В церкви стояло с десяток бедно одетых крестьян и баб, которые не то с любопытством, не то с недоверием оглядывали нарядную барыню.

После обедни Марина подошла к священнику и заговорила о причинах такого упадка церкви. Отец Андрей, человек средних лет, простой и добродушный, почтительно просил ее зайти к нему на квартиру в бедный, крытый соломой домишко.

Матушка с двумя дочками крайне понравились Марине, и она отдохнула душой в бедном домике, словно в родной семье, не то что в замке, где ее угнетало тайное и явное враждебное к ней отношение.

– А сколько нужно, чтобы обновить храм, пополнить инвентарь и сделать все необходимые переделки? – вдруг спросила она.

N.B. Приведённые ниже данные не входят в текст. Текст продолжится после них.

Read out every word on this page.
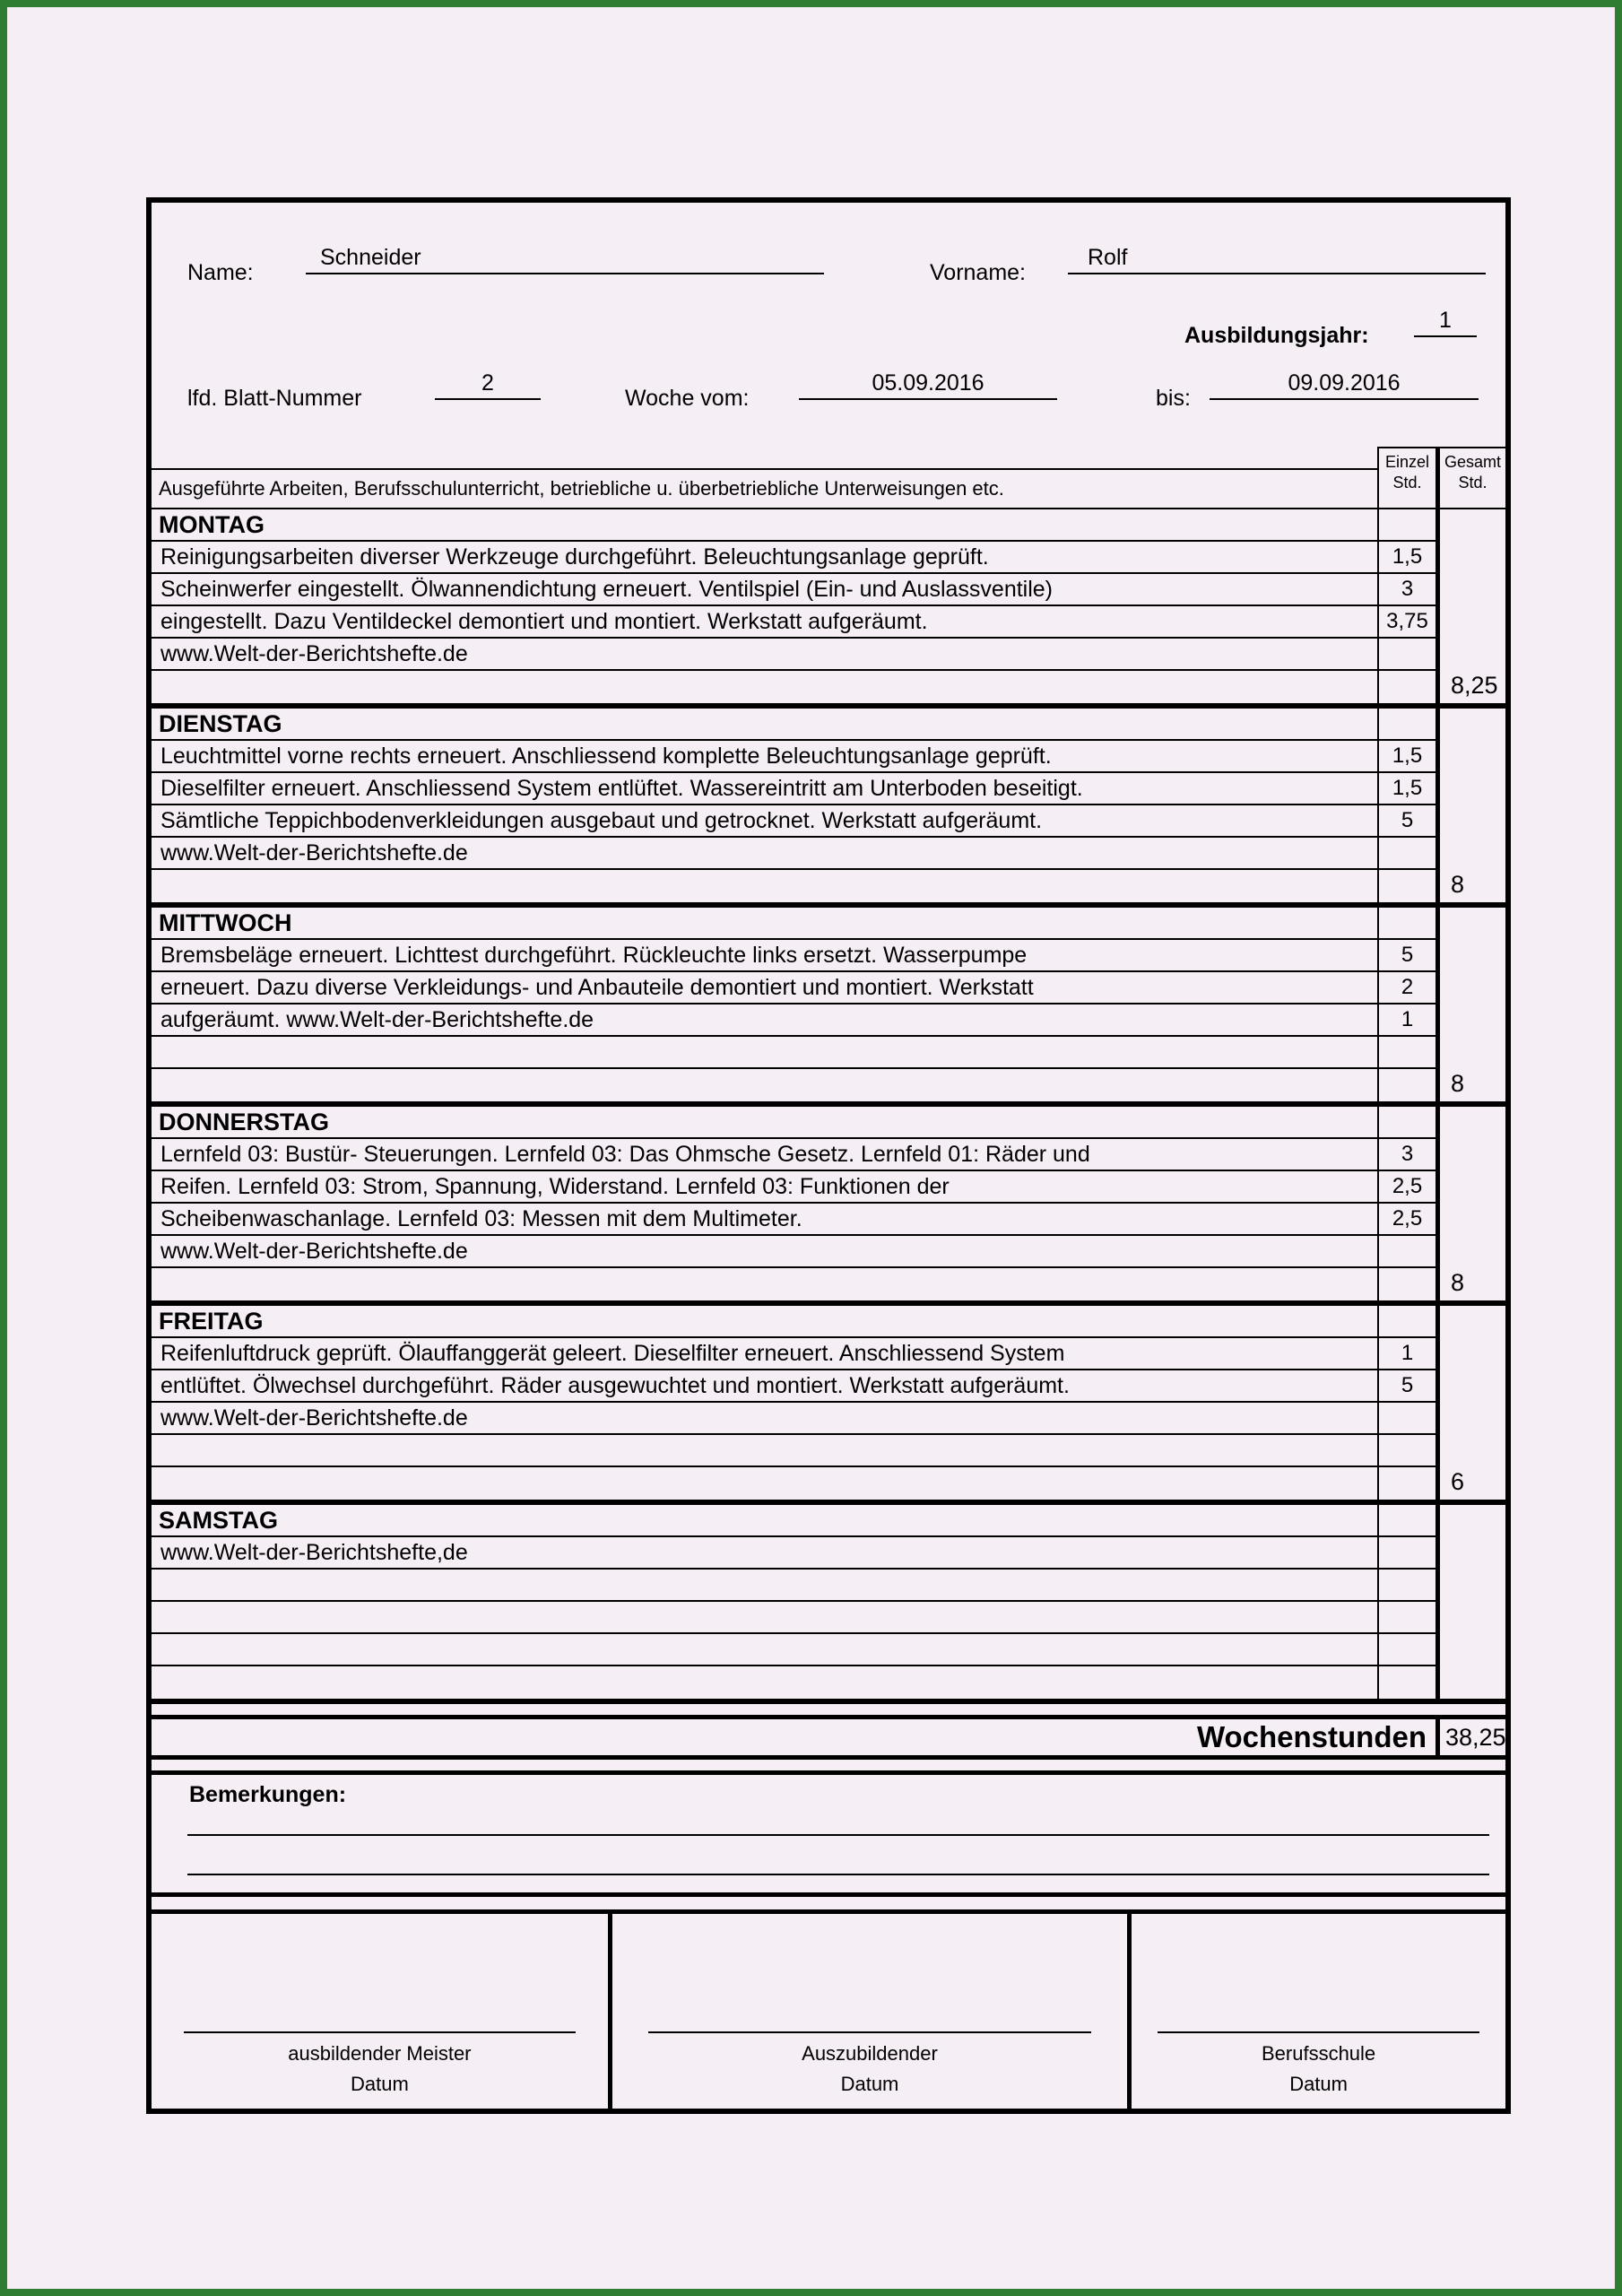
Name:
Schneider
Vorname:
Rolf
Ausbildungsjahr:
1
lfd. Blatt-Nummer
2
Woche vom:
05.09.2016
bis:
09.09.2016
Ausgeführte Arbeiten, Berufsschulunterricht, betriebliche u. überbetriebliche Unterweisungen etc.
Einzel
Std.
Gesamt
Std.
MONTAG
Reinigungsarbeiten diverser Werkzeuge durchgeführt. Beleuchtungsanlage geprüft.	1,5
Scheinwerfer eingestellt. Ölwannendichtung erneuert. Ventilspiel (Ein- und Auslassventile)	3
eingestellt. Dazu Ventildeckel demontiert und montiert. Werkstatt aufgeräumt.	3,75
www.Welt-der-Berichtshefte.de
8,25
DIENSTAG
Leuchtmittel vorne rechts erneuert. Anschliessend komplette Beleuchtungsanlage geprüft.	1,5
Dieselfilter erneuert. Anschliessend System entlüftet. Wassereintritt am Unterboden beseitigt.	1,5
Sämtliche Teppichbodenverkleidungen ausgebaut und getrocknet. Werkstatt aufgeräumt.	5
www.Welt-der-Berichtshefte.de
8
MITTWOCH
Bremsbeläge erneuert. Lichttest durchgeführt. Rückleuchte links ersetzt. Wasserpumpe	5
erneuert. Dazu diverse Verkleidungs- und Anbauteile demontiert und montiert. Werkstatt	2
aufgeräumt. www.Welt-der-Berichtshefte.de	1
8
DONNERSTAG
Lernfeld 03: Bustür- Steuerungen. Lernfeld 03: Das Ohmsche Gesetz. Lernfeld 01: Räder und	3
Reifen. Lernfeld 03: Strom, Spannung, Widerstand. Lernfeld 03: Funktionen der	2,5
Scheibenwaschanlage. Lernfeld 03: Messen mit dem Multimeter.	2,5
www.Welt-der-Berichtshefte.de
8
FREITAG
Reifenluftdruck geprüft. Ölauffanggerät geleert. Dieselfilter erneuert. Anschliessend System	1
entlüftet. Ölwechsel durchgeführt. Räder ausgewuchtet und montiert. Werkstatt aufgeräumt.	5
www.Welt-der-Berichtshefte.de
6
SAMSTAG
www.Welt-der-Berichtshefte,de
Wochenstunden 38,25
Bemerkungen:
ausbildender Meister
Datum
Auszubildender
Datum
Berufsschule
Datum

– По меньшей мере, тысяч двести, – со вздохом ответил отец Андрей. – А как собрать такую уйму денег?

Обрадованная Марина попросила немедля приступить к работам, на которые жертвовала двадцать пять тысяч. Кроме того она обещала помочь и в деле внутреннего украшения храма. Вся семья заплакала от радости. Провожаемая их благословениями и добрыми пожеланиями, Марина уехала и вернулась в замок такой счастливой, какой уж давно не была.

В тот же день она описала все Павлу Сергеевичу, прося его закупить на ее счет всю необходимую церковную утварь. И несколько недель спустя пришло несколько больших ящиков с иконами, бронзовыми лампадами, парчовым покровом для престола и шелковой завесой. Словом, всего было в изобилии, даже не забыто было несколько фунтов ладана. Лично от себя Павел Сергеевич добавил облачение, два ковра и люстру.

Перестройка церкви тоже подвигалась быстро, к великой радости православного населения.

Разумеется, все это не осталось втайне от господ и челяди; в замке и окрестностях только и разговора было, что о «выходках» молодой графини Земовецкой, как прозвали помощь, оказанную Мариной родной церкви.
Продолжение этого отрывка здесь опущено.